In realtà, però, ciò non avviene quasi mai: sono pochissime le scuole che riescono a dare questo compenso ai docenti. Molto spesso, questi ultimi, vanno in gita praticamente a titolo gratuito. Per molti è puro volontariato.

L’annuncio di Valditara

Le cose cambieranno? Il ministro dell’Istruzione e del Merito Giuseppe Valditara, lo scorso 12 giugno, alla giornata conclusiva dell’VIII congresso Cisl Scuola che si è svolto a Trieste, ha parlato della possibilità di ripristinare la diaria.

“Stiamo ragionando per ripristinare la diaria per i viaggi di studio. Il docente che accompagna gli studenti deve avere riconoscimento economico”. Al momento però non ci sono novità.

I rischi sono aumentati?

In molti sostengono che i rischi relativi alle gite sono aumentati: basta pensare all’avvento degli smartphone che fa aumentare banalmente quelli relativi alla privacy di studenti e alunni.

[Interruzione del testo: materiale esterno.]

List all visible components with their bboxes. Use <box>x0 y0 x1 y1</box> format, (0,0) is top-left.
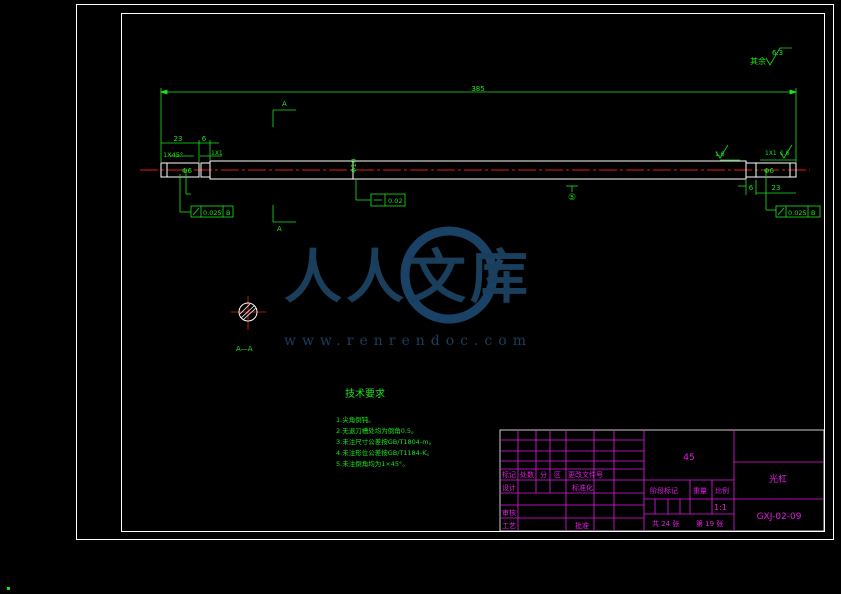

Per non parlare dell’aumento del numero di alunni con disabilità che hanno necessità particolari. Secondo un report Istat sull’inclusione scolastica degli alunni con disabilità relativo all’anno scolastico 2023/2024, sono sempre più gli alunni con disabilità che frequentano le scuole italiane di ogni ordine e grado: quasi 359mila nell’anno scolastico 2023-2024, il 4,5% del totale degli iscritti (+6% rispetto al precedente anno scolastico), 75mila in più negli ultimi cinque anni (+26%).